The Surprising New Effort to Tackle the Student-Debt Crisis

The discussion over the student-loan crisis has become much more sophisticated of late. Instead of sneering coverage of people with expensive basket-weaving degrees, or anomic millennials too entitled and disaffected to get a job and pay off their debts, there’s increasing focus on places where student loans are genuinely an emergency. Predatory for-profit schools have left people far in debt with worthless degrees, while students who didn’t graduate are hit with a double whammy of carrying debts without an income boost from a college degree to show for it.
We know this is a crisis because we can measure it. We can see delinquencies using data from the Treasury Department. We can see where people have far too high debt-to-income ratios from academic surveys of incomes or from for-profit credit reporting agencies; they are concentrated in poor areas. And we can see the way for-profit schools implode like a fly-by-night racket the moment they encounter any formal accountability measure for their practices and actions. This all tells a story of a student-loan crisis that’s real, but one that’s limited to the world in which the system didn’t work for students.
While these arguments are being led by academics and activists, there’s another group of interested parties: Professional business groups, representing members of their occupation, are also telling a story about student loans. Their worry is that even when things work out for young people, and they graduate from a good school and get a job, their life stories are still significantly altered as a result. Student debt has serious consequences for the type of work people can do, and how they can do it, as well as their transitions between the stages of life, from building a family to retiring. These are stories that are much harder to pick up in the data, but business interests see them every day. Student loans have grown faster and more pervasive than our ability to measure them, and there’s concern that these changes are happening in ways we aren’t seeing until it’s too late.

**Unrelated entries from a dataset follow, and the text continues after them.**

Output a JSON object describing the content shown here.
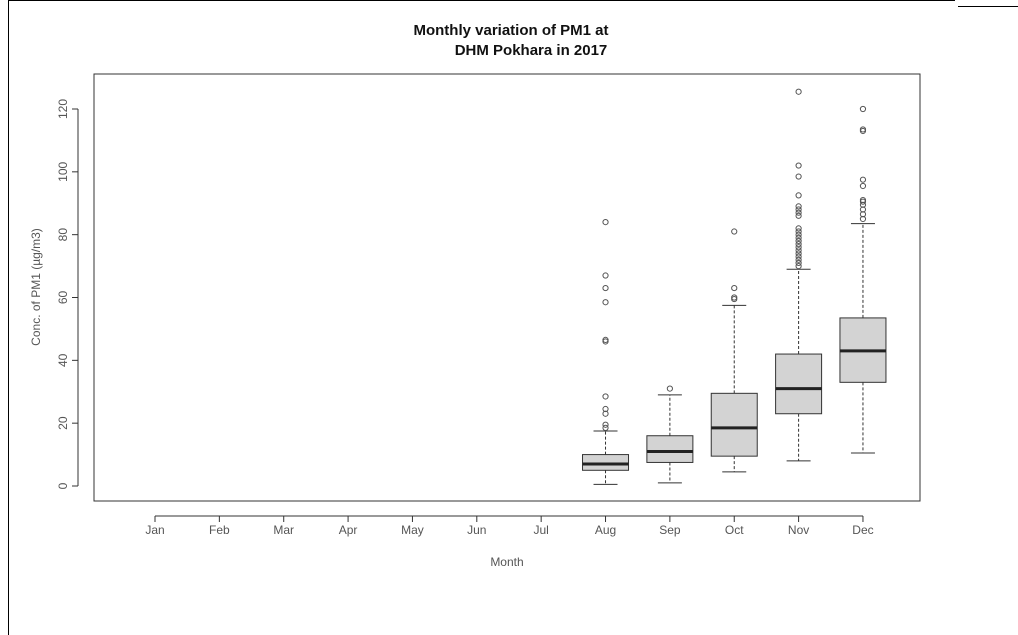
{
  "chart_data": {
    "type": "boxplot",
    "title_lines": [
      "Monthly variation of PM1 at",
      "DHM Pokhara in 2017"
    ],
    "xlabel": "Month",
    "ylabel": "Conc. of PM1 (µg/m3)",
    "ylim": [
      -5,
      130
    ],
    "y_ticks": [
      0,
      20,
      40,
      60,
      80,
      100,
      120
    ],
    "y_tick_labels": [
      "0",
      "20",
      "40",
      "60",
      "80",
      "100",
      "120"
    ],
    "categories": [
      "Jan",
      "Feb",
      "Mar",
      "Apr",
      "May",
      "Jun",
      "Jul",
      "Aug",
      "Sep",
      "Oct",
      "Nov",
      "Dec"
    ],
    "box_fill": "#d3d3d3",
    "boxes": [
      null,
      null,
      null,
      null,
      null,
      null,
      null,
      {
        "whisker_low": 0.5,
        "q1": 5,
        "median": 7,
        "q3": 10,
        "whisker_high": 17.5,
        "outliers": [
          18.5,
          19.5,
          23,
          24.5,
          28.5,
          46,
          46.5,
          58.5,
          63,
          67,
          84
        ]
      },
      {
        "whisker_low": 1,
        "q1": 7.5,
        "median": 11,
        "q3": 16,
        "whisker_high": 29,
        "outliers": [
          31
        ]
      },
      {
        "whisker_low": 4.5,
        "q1": 9.5,
        "median": 18.5,
        "q3": 29.5,
        "whisker_high": 57.5,
        "outliers": [
          59.5,
          60,
          63,
          81
        ]
      },
      {
        "whisker_low": 8,
        "q1": 23,
        "median": 31,
        "q3": 42,
        "whisker_high": 69,
        "outliers": [
          70,
          71,
          72,
          73,
          74,
          75,
          76,
          77,
          78,
          79,
          80,
          81,
          82,
          86,
          87,
          88,
          89,
          92.5,
          98.5,
          102,
          125.5
        ]
      },
      {
        "whisker_low": 10.5,
        "q1": 33,
        "median": 43,
        "q3": 53.5,
        "whisker_high": 83.5,
        "outliers": [
          85,
          86.5,
          88,
          89.5,
          90.5,
          91,
          95.5,
          97.5,
          113,
          113.5,
          120
        ]
      }
    ]
  }
}
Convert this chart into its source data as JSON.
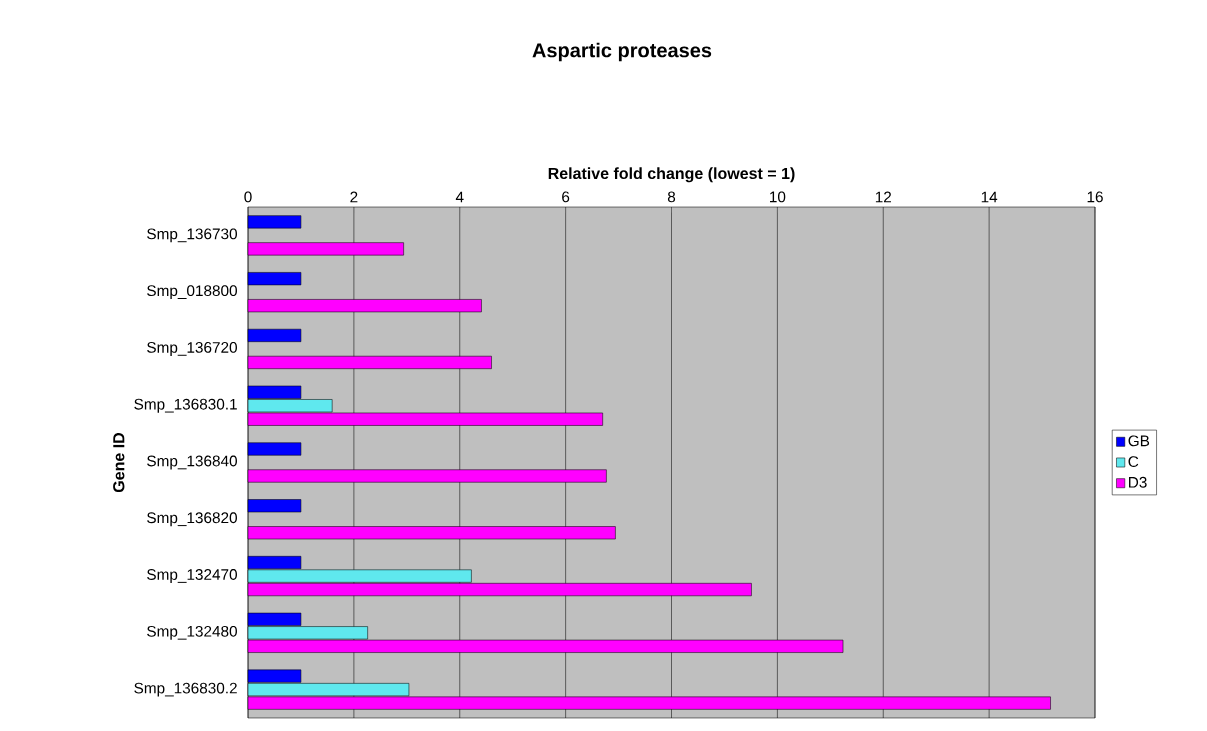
{
  "chart_data": {
    "type": "bar",
    "orientation": "horizontal",
    "title": "Aspartic proteases",
    "xlabel": "Relative fold change (lowest = 1)",
    "ylabel": "Gene ID",
    "categories": [
      "Smp_136730",
      "Smp_018800",
      "Smp_136720",
      "Smp_136830.1",
      "Smp_136840",
      "Smp_136820",
      "Smp_132470",
      "Smp_132480",
      "Smp_136830.2"
    ],
    "series": [
      {
        "name": "GB",
        "color": "#0000ff",
        "values": [
          1.0,
          1.0,
          1.0,
          1.0,
          1.0,
          1.0,
          1.0,
          1.0,
          1.0
        ]
      },
      {
        "name": "C",
        "color": "#5fe8ee",
        "values": [
          null,
          null,
          null,
          1.59,
          null,
          null,
          4.22,
          2.26,
          3.04
        ]
      },
      {
        "name": "D3",
        "color": "#ff00ff",
        "values": [
          2.94,
          4.41,
          4.6,
          6.7,
          6.77,
          6.94,
          9.51,
          11.24,
          15.16
        ]
      }
    ],
    "xlim": [
      0,
      16
    ],
    "xticks": [
      0,
      2,
      4,
      6,
      8,
      10,
      12,
      14,
      16
    ],
    "grid": "x",
    "legend": "right"
  }
}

Student loans are a barrier to the highest-level professional work, and the business groups representing those careers are reacting. This is obvious with one of the most debt-intensive graduate degrees, a medical degree. Doctors’ groups are worried student loans are now a major barrier to becoming a doctor. For instance, the American Medical Association recently wrote in a statement that high student debt can “dissuade students from attending medical school altogether, especially students from diverse ethnic and socioeconomic backgrounds. According to surveys of the [Association of American Medical Colleges], under-represented minorities cited cost of attendance as the top deterrent to applying to medical school.”